Mensagem a Luiz Carlos Azenha: “é um grave erro pensar que o esvaziamento da luta anticapitalista se deve às pautas identitárias”

Por Dennis de Oliveira, na Revista Fórum

O jornalista Luiz Carlos Azenha publicou recentemente um comentário intitulado “os movimentos identitários e o dividir para governar” (clique aqui para ler). Por ser um profissional que respeito imensamente e que tem contribuído na luta contra as narrativas hegemônicas da mídia golpista, é que resolvi escrever este artigo contestando suas afirmações.

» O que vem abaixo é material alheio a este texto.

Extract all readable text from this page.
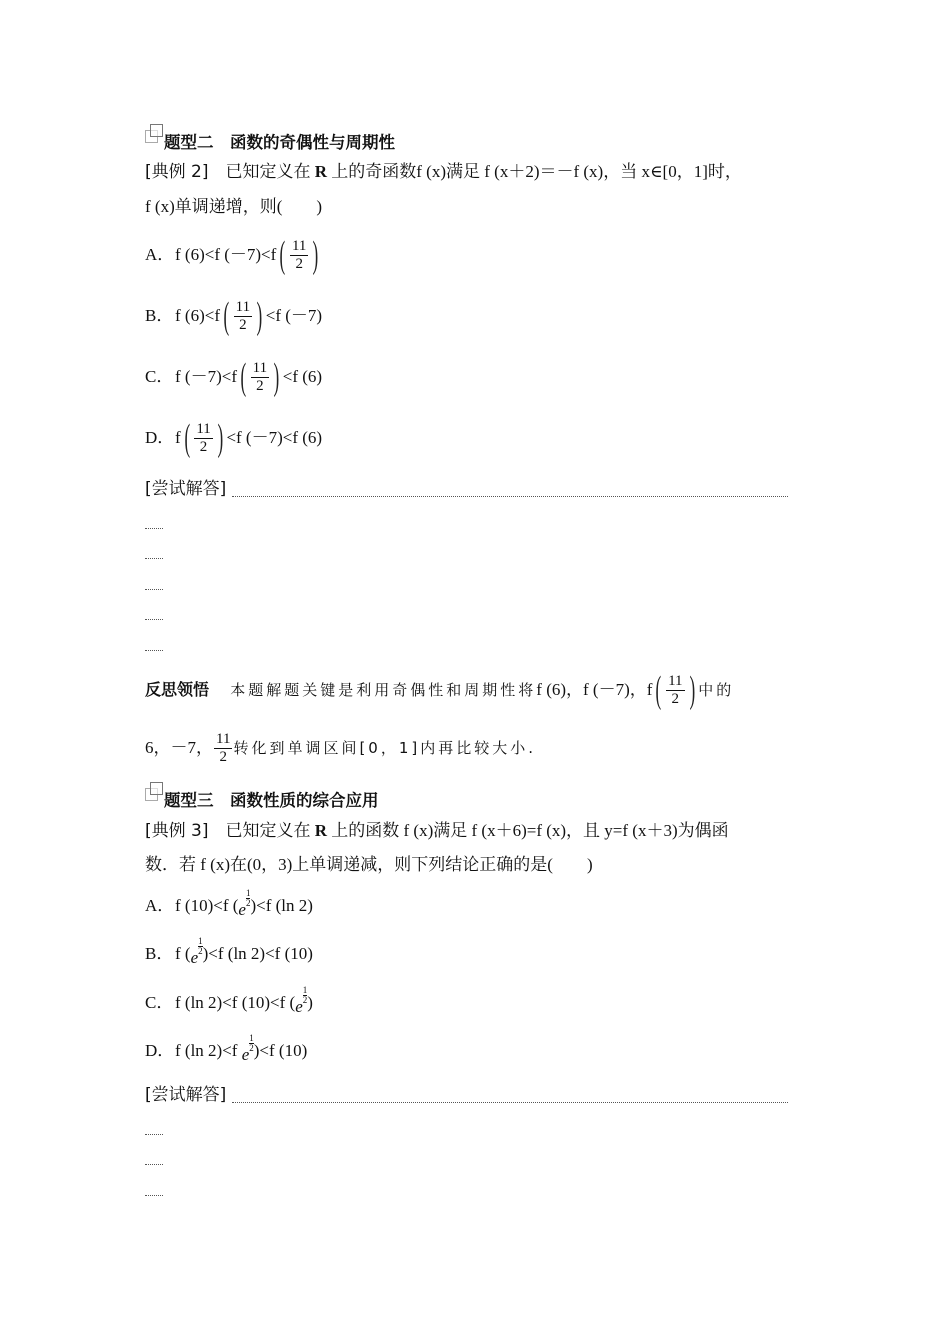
题型二　函数的奇偶性与周期性
[典例 2] 已知定义在 R 上的奇函数f (x)满足 f (x＋2)＝－f (x)，当 x∈[0，1]时，
f (x)单调递增，则(　　)
A． f (6)<f (－7)<f ( $\frac{11}{2}$ )
B． f (6)<f ( $\frac{11}{2}$ ) <f (－7)
C． f (－7)<f ( $\frac{11}{2}$ ) <f (6)
D． f ( $\frac{11}{2}$ ) <f (－7)<f (6)
[尝试解答]
反思领悟
本题解题关键是利用奇偶性和周期性将 f (6)，f (－7)，f ( $\frac{11}{2}$ ) 中的
6，－7， $\frac{11}{2}$ 转化到单调区间[0，1]内再比较大小.
题型三　函数性质的综合应用
[典例 3] 已知定义在 R 上的函数 f (x)满足 f (x＋6)=f (x)，且 y=f (x＋3)为偶函
数．若 f (x)在(0，3)上单调递减，则下列结论正确的是(　　)
A．f (10)<f (e
$\frac{1}{2} )<f$ (ln 2)
B．f (e
$\frac{1}{2} )<f$ (ln 2)<f (10)
C．f (ln 2)<f (10)<f (e
$\frac{1}{2}$ )
D．f (ln 2)<f e
$\frac{1}{2} )<f$ (10)
[尝试解答]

Azenha levanta uma questão importante que é o papel de divisor do campo da esquerda que os movimentos chamados por ele de identitários (negros, mulheres, LGBT) produzem ao subordinar a luta contra o capitalismo às reivindicações por reconhecimento das identidades. As experiências que o jornalista teve nos Estados Unidos são os seus principais argumentos.

Azenha cobra das lideranças destes movimentos conhecimento histórico. Entretanto, também falta um melhor aprofundamento histórico neste diagnóstico que ele faz dos movimentos estadunidenses.

Na obra “Blacks in and out of left” (Negros dentro e fora da esquerda), o cientista social Michael Dawson aponta os erros históricos do Partido Comunista dos EUA e do Partido Socialista ao subestimarem a luta anti-racista naquele país. Principalmente porque parte significativa da base destes partidos era composta por trabalhadores negros. Nos anos 1920, segundo Dawson, 25% dos militantes da seção de Chicago do Partido Comunista dos EUA era composta por negros e negras. Um número significativo levando-se em conta que a população negra nos EUA não passa de 20%.  Muitos destes militantes negros comunistas estadunidenses tiveram papel fundamental na discussão sobre as questões étnicas no âmbito da III Internacional.

O acirramento das questões raciais nos EUA no inicio do século com o questionamento das políticas segregacionistas não foi corretamente interpretada pelos dirigentes do partido comunista e do partido socialista, hegemonizadas por operários brancos. Abandonados por estas agremiações partidárias “anticapitalistas”, a luta contra o racismo nos EUA foi realizada por outras vias, inclusive na perspectiva liberal. Isto não impediu o surgimento de iniciativas radicais de esquerda como o Partido dos Panteras Negras e mesmo a participação importante de Angela Davis no Partido Comunista, legenda para a qual ela foi candidata a vice-presidenta da República em 1980 e 1984.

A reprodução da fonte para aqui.